I warned her that things might get weird, but she promised we’d have fun regardless, laugh like pigs, and make memories.
And memories we made. She got the full American welcome within 24 hours: wandering Walmart aisles with icy drinks in plastic cups, shivering inside every over-air-conditioned building, the works.
I haven’t lived in the U.S. in over a decade, and so much has changed — most of all, the automation. Giant tablets have replaced cashiers at nearly every restaurant. Driverless cars replace Ubers and taxis. Apps replace any remaining form of human interaction.
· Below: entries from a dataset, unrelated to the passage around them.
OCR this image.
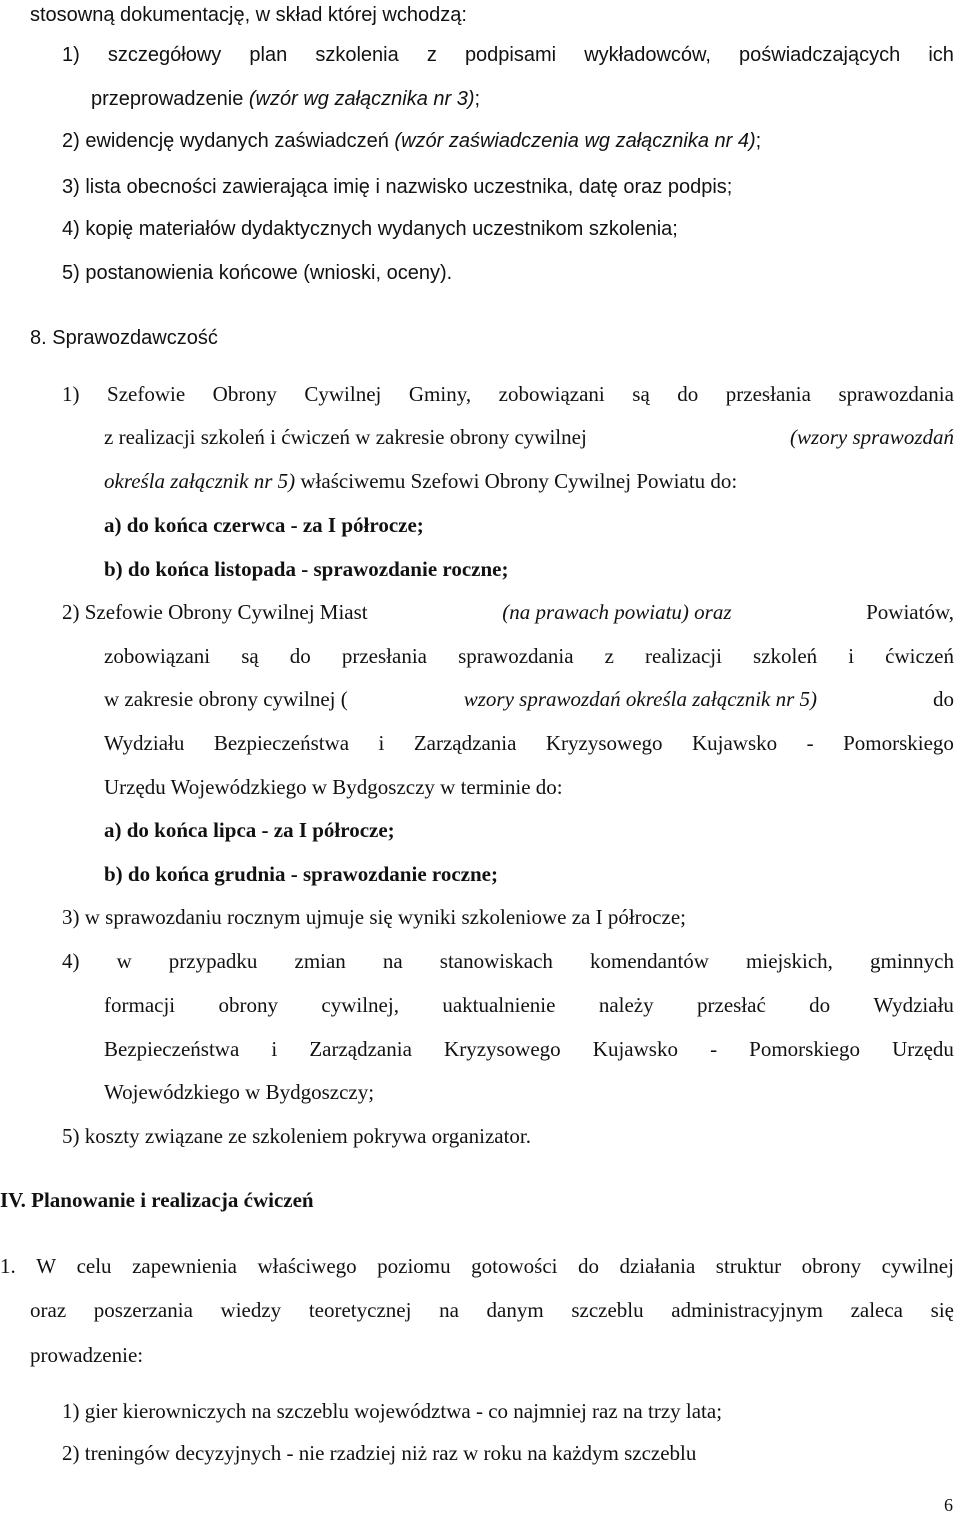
stosowną dokumentację, w skład której wchodzą:
1) szczegółowy plan szkolenia z podpisami wykładowców, poświadczających ich
przeprowadzenie (wzór wg załącznika nr 3);
2) ewidencję wydanych zaświadczeń (wzór zaświadczenia wg załącznika nr 4);
3) lista obecności zawierająca imię i nazwisko uczestnika, datę oraz podpis;
4) kopię materiałów dydaktycznych wydanych uczestnikom szkolenia;
5) postanowienia końcowe (wnioski, oceny).
8. Sprawozdawczość
1) Szefowie Obrony Cywilnej Gminy, zobowiązani są do przesłania sprawozdania
z realizacji szkoleń i ćwiczeń w zakresie obrony cywilnej	(wzory sprawozdań
określa załącznik nr 5) właściwemu Szefowi Obrony Cywilnej Powiatu do:
a) do końca czerwca - za I półrocze;
b) do końca listopada - sprawozdanie roczne;
2) Szefowie Obrony Cywilnej Miast	(na prawach powiatu) oraz	Powiatów,
zobowiązani są do przesłania sprawozdania z realizacji szkoleń i ćwiczeń
w zakresie obrony cywilnej (	wzory sprawozdań określa załącznik nr 5)	do
Wydziału Bezpieczeństwa i Zarządzania Kryzysowego Kujawsko - Pomorskiego
Urzędu Wojewódzkiego w Bydgoszczy w terminie do:
a) do końca lipca - za I półrocze;
b) do końca grudnia - sprawozdanie roczne;
3) w sprawozdaniu rocznym ujmuje się wyniki szkoleniowe za I półrocze;
4) w przypadku zmian na stanowiskach komendantów miejskich, gminnych
formacji obrony cywilnej, uaktualnienie należy przesłać do Wydziału
Bezpieczeństwa i Zarządzania Kryzysowego Kujawsko - Pomorskiego Urzędu
Wojewódzkiego w Bydgoszczy;
5) koszty związane ze szkoleniem pokrywa organizator.
IV. Planowanie i realizacja ćwiczeń
1. W celu zapewnienia właściwego poziomu gotowości do działania struktur obrony cywilnej
oraz poszerzania wiedzy teoretycznej na danym szczeblu administracyjnym zaleca się
prowadzenie:
1) gier kierowniczych na szczeblu województwa - co najmniej raz na trzy lata;
2) treningów decyzyjnych - nie rzadziej niż raz w roku na każdym szczeblu
6
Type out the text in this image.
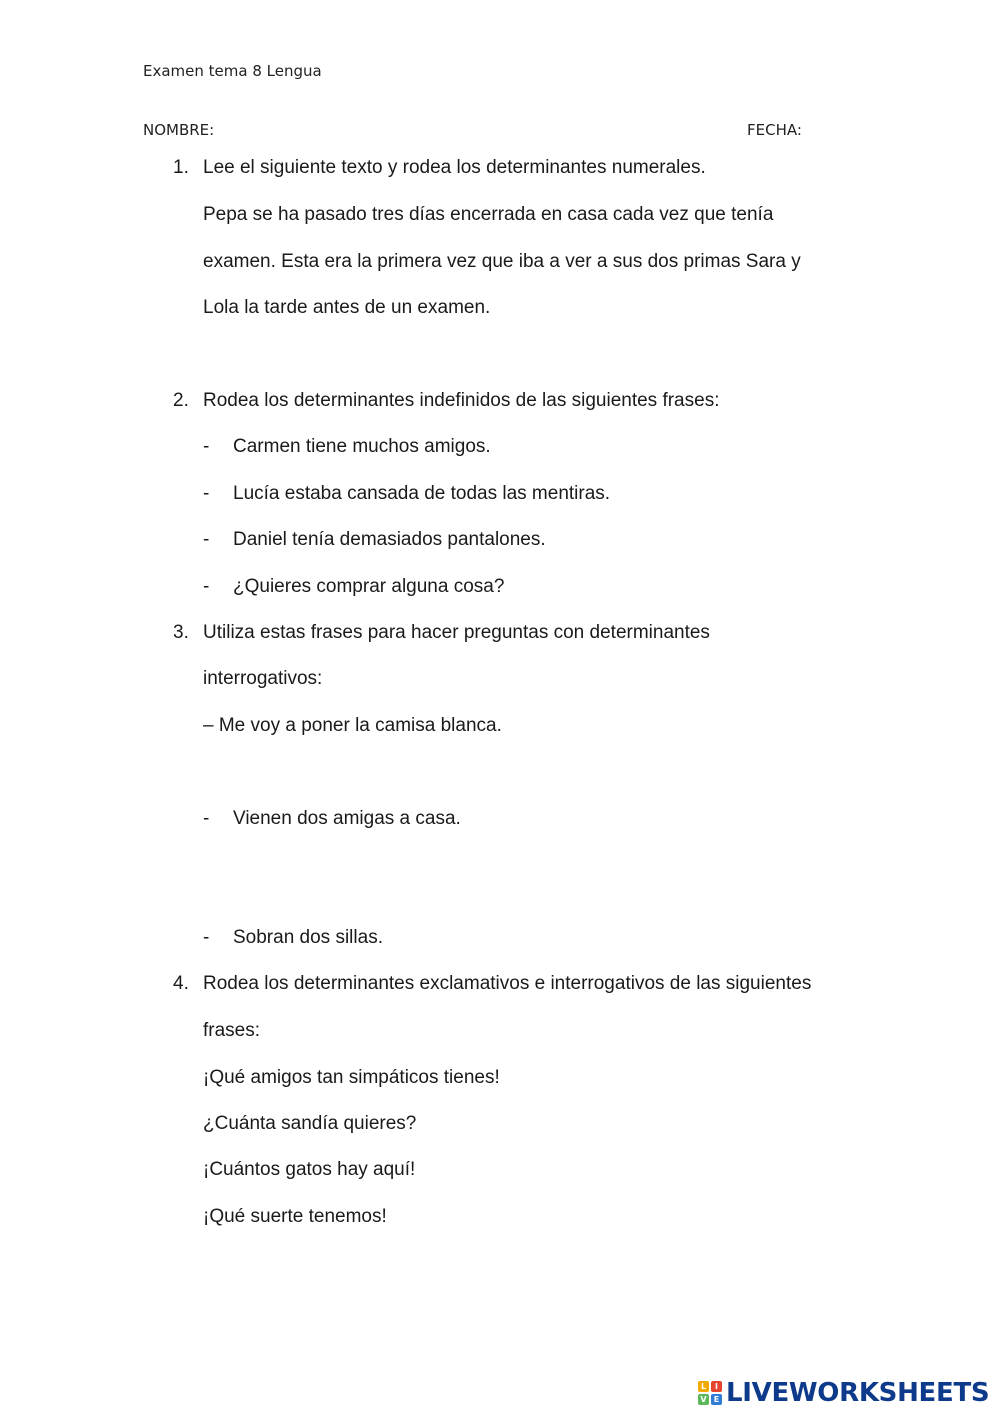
Examen tema 8 Lengua
NOMBRE:	FECHA:
1. Lee el siguiente texto y rodea los determinantes numerales.
Pepa se ha pasado tres días encerrada en casa cada vez que tenía
examen. Esta era la primera vez que iba a ver a sus dos primas Sara y
Lola la tarde antes de un examen.
2. Rodea los determinantes indefinidos de las siguientes frases:
- Carmen tiene muchos amigos.
- Lucía estaba cansada de todas las mentiras.
- Daniel tenía demasiados pantalones.
- ¿Quieres comprar alguna cosa?
3. Utiliza estas frases para hacer preguntas con determinantes
interrogativos:
– Me voy a poner la camisa blanca.
- Vienen dos amigas a casa.
- Sobran dos sillas.
4. Rodea los determinantes exclamativos e interrogativos de las siguientes
frases:
¡Qué amigos tan simpáticos tienes!
¿Cuánta sandía quieres?
¡Cuántos gatos hay aquí!
¡Qué suerte tenemos!
L	I
V E LIVEWORKSHEETS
It used to be that if you didn’t want to talk to people, you stayed home. Now you can move through an entire day — run errands, check out your own groceries, order your own meal — without speaking to a single human being.
The Price We Pay for Convenience in America? Connection.
The longer I live in Nicaragua, the more I appreciate the life I’ve built away from the States. But it wasn’t until my friend expressed how good it felt to come home that I felt the weight of that privilege in my bones. I touch on this in my book, Exiting the Matrix, but this was the first time since moving to Berlin nearly ten years ago that I truly, viscerally understood it.
Travel gives us perspective. It shows us how similar we all are — and how backwards some of our norms can be. I’m grateful I’ve spent time in places where capitalism isn’t the ruling force, because it’s helped me see what truly makes a life meaningful: connection to nature, connection to like-hearted souls, and connection to my most authentic self.